Limitations & Future Work

  1. The inference speed of 13 FPS is insufficient for real-time remote sensing detection requirements.
  2. The three-tier proportion thresholds (25%/50%) are manually defined; end-to-end learnable soft thresholds warrant investigation.
  3. Failure cases indicate persistent difficulties with extremely small objects and objects with background-similar textures.
  4. Evaluation is limited to three remote sensing SOD benchmarks without extension to natural image SOD or general segmentation tasks.

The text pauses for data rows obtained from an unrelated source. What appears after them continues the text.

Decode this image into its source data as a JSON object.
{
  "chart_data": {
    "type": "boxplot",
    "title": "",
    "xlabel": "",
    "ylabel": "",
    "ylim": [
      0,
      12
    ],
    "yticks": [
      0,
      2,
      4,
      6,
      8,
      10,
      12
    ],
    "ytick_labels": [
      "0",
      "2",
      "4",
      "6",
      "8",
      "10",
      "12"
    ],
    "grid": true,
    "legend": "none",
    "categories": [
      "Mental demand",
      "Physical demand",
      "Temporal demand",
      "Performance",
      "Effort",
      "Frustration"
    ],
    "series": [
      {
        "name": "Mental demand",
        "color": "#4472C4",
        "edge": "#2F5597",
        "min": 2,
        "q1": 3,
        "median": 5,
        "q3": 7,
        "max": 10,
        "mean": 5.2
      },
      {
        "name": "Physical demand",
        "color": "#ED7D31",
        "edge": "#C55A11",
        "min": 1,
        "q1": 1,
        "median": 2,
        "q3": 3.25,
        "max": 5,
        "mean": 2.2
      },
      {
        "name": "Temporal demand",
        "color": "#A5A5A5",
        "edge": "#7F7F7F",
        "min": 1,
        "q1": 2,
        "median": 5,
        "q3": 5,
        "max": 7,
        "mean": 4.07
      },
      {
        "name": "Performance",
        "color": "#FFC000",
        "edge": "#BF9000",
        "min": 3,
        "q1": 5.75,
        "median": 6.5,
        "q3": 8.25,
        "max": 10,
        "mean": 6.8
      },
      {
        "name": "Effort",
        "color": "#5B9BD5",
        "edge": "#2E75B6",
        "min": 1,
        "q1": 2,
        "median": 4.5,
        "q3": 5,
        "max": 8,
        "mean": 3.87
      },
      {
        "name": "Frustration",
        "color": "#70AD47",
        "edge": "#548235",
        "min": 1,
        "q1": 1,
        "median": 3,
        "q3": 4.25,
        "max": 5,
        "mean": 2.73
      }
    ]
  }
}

  • vs. GeleNet: Also employs Transformers for remote sensing SOD but adopts a fixed feature extraction strategy. RDNet's core advantage lies in the dynamic kernel selection mechanism that adapts to objects of varying scales.

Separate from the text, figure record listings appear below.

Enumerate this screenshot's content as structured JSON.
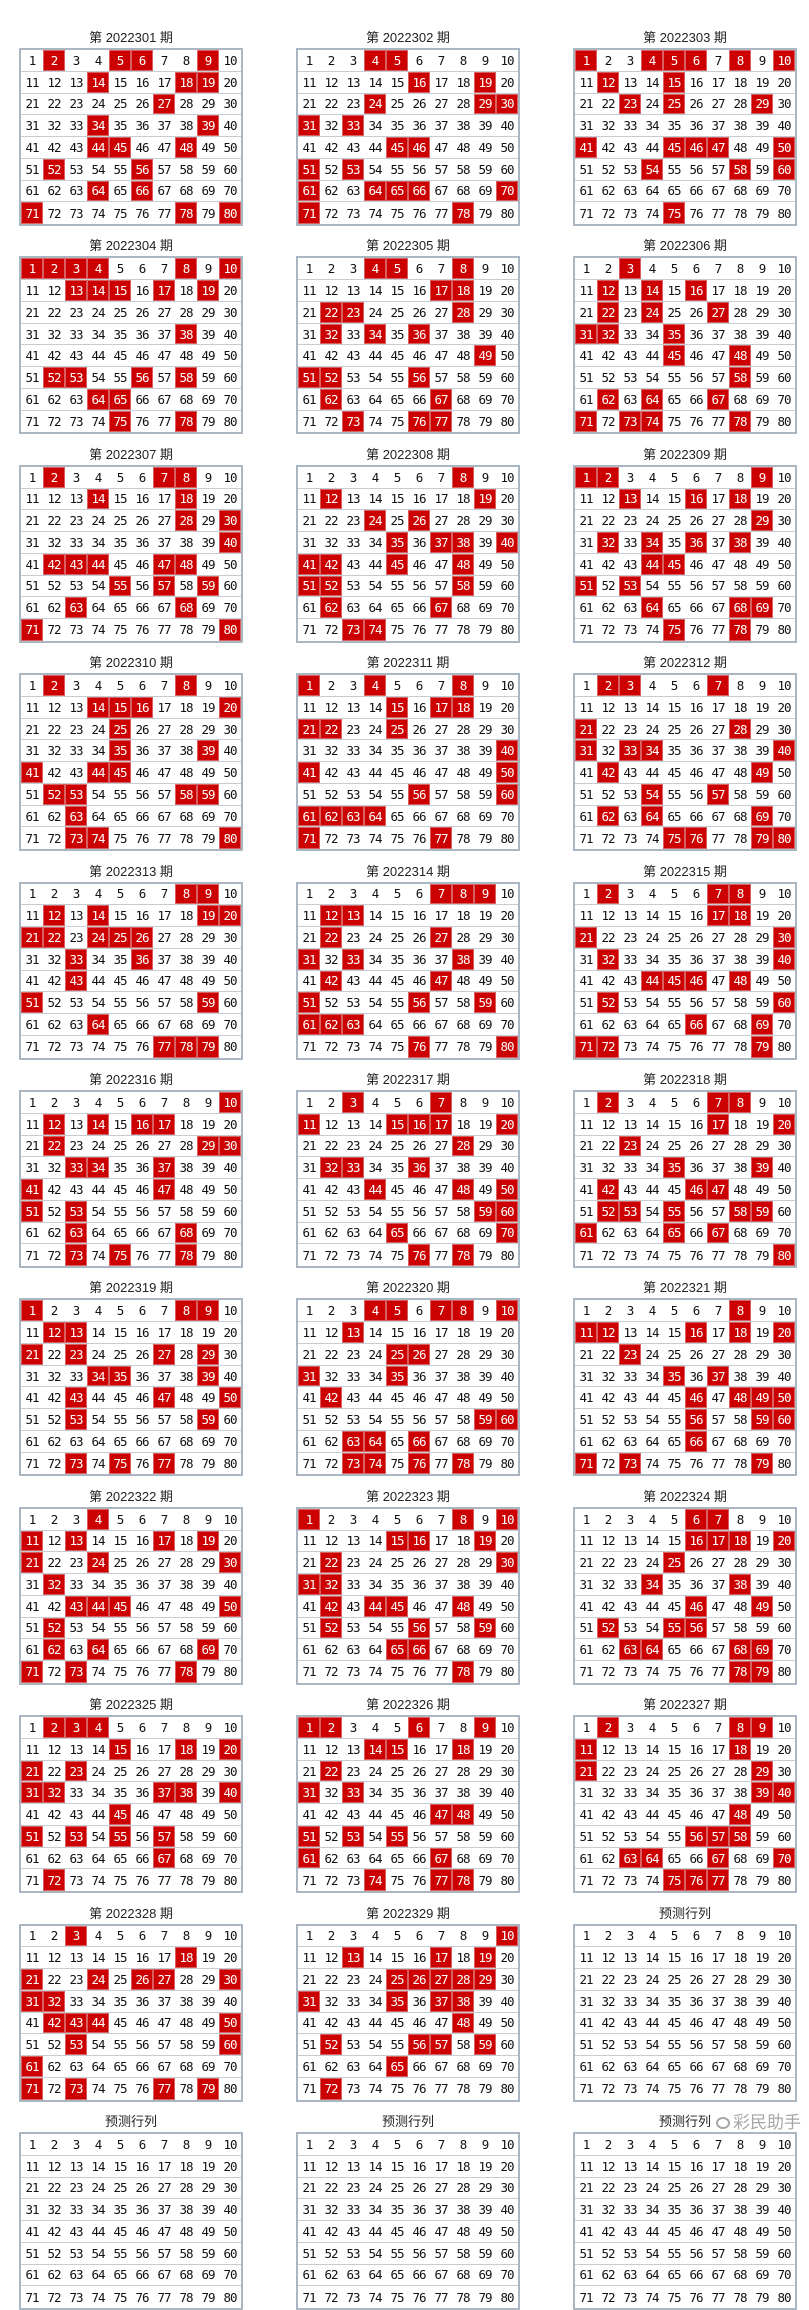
{
  "colors": {
    "highlight": "#cc0000",
    "grid_border": "#aab6c2"
  },
  "grid_numbers": [
    1,
    2,
    3,
    4,
    5,
    6,
    7,
    8,
    9,
    10,
    11,
    12,
    13,
    14,
    15,
    16,
    17,
    18,
    19,
    20,
    21,
    22,
    23,
    24,
    25,
    26,
    27,
    28,
    29,
    30,
    31,
    32,
    33,
    34,
    35,
    36,
    37,
    38,
    39,
    40,
    41,
    42,
    43,
    44,
    45,
    46,
    47,
    48,
    49,
    50,
    51,
    52,
    53,
    54,
    55,
    56,
    57,
    58,
    59,
    60,
    61,
    62,
    63,
    64,
    65,
    66,
    67,
    68,
    69,
    70,
    71,
    72,
    73,
    74,
    75,
    76,
    77,
    78,
    79,
    80
  ],
  "boards": [
    {
      "title": "第 2022301 期",
      "hits": [
        2,
        5,
        6,
        9,
        14,
        18,
        19,
        27,
        34,
        39,
        44,
        45,
        48,
        52,
        56,
        64,
        66,
        71,
        78,
        80
      ]
    },
    {
      "title": "第 2022302 期",
      "hits": [
        4,
        5,
        16,
        19,
        24,
        29,
        30,
        31,
        33,
        45,
        46,
        51,
        53,
        61,
        64,
        65,
        66,
        70,
        71,
        78
      ]
    },
    {
      "title": "第 2022303 期",
      "hits": [
        1,
        4,
        5,
        6,
        8,
        10,
        12,
        15,
        23,
        25,
        29,
        41,
        45,
        46,
        47,
        50,
        54,
        58,
        60,
        75
      ]
    },
    {
      "title": "第 2022304 期",
      "hits": [
        1,
        2,
        3,
        4,
        8,
        10,
        13,
        14,
        15,
        17,
        19,
        38,
        52,
        53,
        56,
        58,
        64,
        65,
        75,
        78
      ]
    },
    {
      "title": "第 2022305 期",
      "hits": [
        4,
        5,
        8,
        17,
        18,
        22,
        23,
        28,
        32,
        34,
        36,
        49,
        51,
        52,
        56,
        62,
        67,
        73,
        76,
        77
      ]
    },
    {
      "title": "第 2022306 期",
      "hits": [
        3,
        12,
        14,
        16,
        22,
        24,
        27,
        31,
        32,
        35,
        45,
        48,
        58,
        62,
        64,
        67,
        71,
        73,
        74,
        78
      ]
    },
    {
      "title": "第 2022307 期",
      "hits": [
        2,
        7,
        8,
        14,
        18,
        28,
        30,
        40,
        42,
        43,
        44,
        47,
        48,
        55,
        57,
        59,
        63,
        68,
        71,
        80
      ]
    },
    {
      "title": "第 2022308 期",
      "hits": [
        8,
        12,
        19,
        24,
        26,
        35,
        37,
        38,
        40,
        41,
        42,
        45,
        48,
        51,
        52,
        58,
        62,
        67,
        73,
        74
      ]
    },
    {
      "title": "第 2022309 期",
      "hits": [
        1,
        2,
        9,
        13,
        16,
        18,
        29,
        32,
        34,
        36,
        38,
        44,
        45,
        51,
        53,
        64,
        68,
        69,
        75,
        78
      ]
    },
    {
      "title": "第 2022310 期",
      "hits": [
        2,
        8,
        14,
        15,
        16,
        20,
        25,
        35,
        39,
        41,
        44,
        45,
        52,
        53,
        58,
        59,
        63,
        73,
        74,
        80
      ]
    },
    {
      "title": "第 2022311 期",
      "hits": [
        1,
        4,
        8,
        15,
        17,
        18,
        21,
        22,
        25,
        40,
        41,
        50,
        56,
        60,
        61,
        62,
        63,
        64,
        71,
        77
      ]
    },
    {
      "title": "第 2022312 期",
      "hits": [
        2,
        3,
        7,
        21,
        28,
        31,
        33,
        34,
        40,
        42,
        49,
        54,
        57,
        62,
        64,
        69,
        75,
        76,
        79,
        80
      ]
    },
    {
      "title": "第 2022313 期",
      "hits": [
        8,
        9,
        12,
        14,
        19,
        20,
        21,
        22,
        24,
        25,
        26,
        33,
        36,
        43,
        51,
        59,
        64,
        77,
        78,
        79
      ]
    },
    {
      "title": "第 2022314 期",
      "hits": [
        7,
        8,
        9,
        12,
        13,
        22,
        27,
        31,
        33,
        38,
        42,
        47,
        51,
        56,
        59,
        61,
        62,
        63,
        76,
        80
      ]
    },
    {
      "title": "第 2022315 期",
      "hits": [
        2,
        7,
        8,
        17,
        18,
        21,
        30,
        32,
        40,
        44,
        45,
        46,
        48,
        52,
        60,
        66,
        69,
        71,
        72,
        79
      ]
    },
    {
      "title": "第 2022316 期",
      "hits": [
        10,
        12,
        14,
        16,
        17,
        22,
        29,
        30,
        33,
        34,
        37,
        41,
        47,
        51,
        53,
        63,
        68,
        73,
        75,
        78
      ]
    },
    {
      "title": "第 2022317 期",
      "hits": [
        3,
        7,
        11,
        15,
        16,
        17,
        20,
        28,
        32,
        33,
        36,
        44,
        48,
        50,
        59,
        60,
        65,
        70,
        76,
        78
      ]
    },
    {
      "title": "第 2022318 期",
      "hits": [
        2,
        7,
        8,
        17,
        20,
        23,
        35,
        39,
        42,
        46,
        47,
        52,
        53,
        55,
        58,
        59,
        61,
        65,
        67,
        80
      ]
    },
    {
      "title": "第 2022319 期",
      "hits": [
        1,
        8,
        9,
        12,
        13,
        21,
        23,
        27,
        29,
        34,
        35,
        39,
        43,
        47,
        50,
        53,
        59,
        73,
        75,
        77
      ]
    },
    {
      "title": "第 2022320 期",
      "hits": [
        4,
        5,
        7,
        8,
        10,
        13,
        25,
        26,
        31,
        35,
        42,
        59,
        60,
        63,
        64,
        66,
        73,
        74,
        76,
        78
      ]
    },
    {
      "title": "第 2022321 期",
      "hits": [
        8,
        11,
        12,
        16,
        18,
        20,
        23,
        35,
        37,
        46,
        48,
        49,
        50,
        56,
        59,
        60,
        66,
        71,
        73,
        79
      ]
    },
    {
      "title": "第 2022322 期",
      "hits": [
        4,
        11,
        13,
        17,
        19,
        21,
        24,
        30,
        32,
        43,
        44,
        45,
        50,
        52,
        62,
        64,
        69,
        71,
        73,
        78
      ]
    },
    {
      "title": "第 2022323 期",
      "hits": [
        1,
        8,
        10,
        15,
        16,
        19,
        22,
        30,
        31,
        32,
        42,
        44,
        45,
        48,
        52,
        56,
        59,
        65,
        66,
        78
      ]
    },
    {
      "title": "第 2022324 期",
      "hits": [
        6,
        7,
        16,
        17,
        18,
        20,
        25,
        34,
        38,
        46,
        49,
        52,
        55,
        56,
        63,
        64,
        68,
        69,
        78,
        79
      ]
    },
    {
      "title": "第 2022325 期",
      "hits": [
        2,
        3,
        4,
        15,
        18,
        20,
        21,
        23,
        31,
        32,
        37,
        38,
        40,
        45,
        51,
        53,
        55,
        57,
        67,
        72
      ]
    },
    {
      "title": "第 2022326 期",
      "hits": [
        1,
        2,
        6,
        9,
        14,
        15,
        18,
        22,
        31,
        33,
        47,
        48,
        51,
        53,
        55,
        61,
        67,
        74,
        77,
        78
      ]
    },
    {
      "title": "第 2022327 期",
      "hits": [
        2,
        8,
        9,
        11,
        18,
        21,
        29,
        39,
        40,
        48,
        56,
        57,
        58,
        63,
        64,
        67,
        70,
        75,
        76,
        77
      ]
    },
    {
      "title": "第 2022328 期",
      "hits": [
        3,
        18,
        21,
        24,
        26,
        27,
        30,
        31,
        32,
        42,
        43,
        44,
        50,
        53,
        60,
        61,
        71,
        73,
        77,
        79
      ]
    },
    {
      "title": "第 2022329 期",
      "hits": [
        10,
        13,
        17,
        19,
        25,
        26,
        27,
        28,
        29,
        31,
        35,
        37,
        38,
        48,
        52,
        56,
        57,
        59,
        65,
        72
      ]
    },
    {
      "title": "预测行列",
      "hits": []
    },
    {
      "title": "预测行列",
      "hits": []
    },
    {
      "title": "预测行列",
      "hits": []
    },
    {
      "title": "预测行列",
      "hits": []
    }
  ],
  "watermark": {
    "text": "彩民助手",
    "icon": "wechat-icon"
  }
}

  • vs. ADSTNet: An adaptive dual-stream Transformer; Fβ of 0.8321 vs. RDNet's 0.8563, with the gap attributable to targeted handling of multi-scale objects.
  • vs. HFCNet: The closest competitor in MAE (0.0051 vs. 0.0049), yet a substantial Fβ gap (0.7845 vs. 0.8563) indicates insufficient region completeness.
  • Insights: The region proportion-guided paradigm could be transferred to anchor-free detectors for dynamic receptive field adjustment; wavelet-domain feature interaction could be applied to multimodal feature fusion.

Rating

  • Novelty: ⭐⭐⭐⭐ Region proportion-guided dynamic kernel selection is a genuinely novel contribution, though the overall framework remains within the encoder-decoder + attention paradigm.
  • Experimental Thoroughness: ⭐⭐⭐⭐⭐ Comparisons with 21 methods, multiple ablation groups, and t-test statistical significance verification are comprehensive.
  • Writing Quality: ⭐⭐⭐ Formulas and structure are clear, though some descriptions are redundant.
  • Value: ⭐⭐⭐⭐ Practically valuable within the remote sensing SOD subfield; the dynamic kernel selection idea has reasonable generalizability.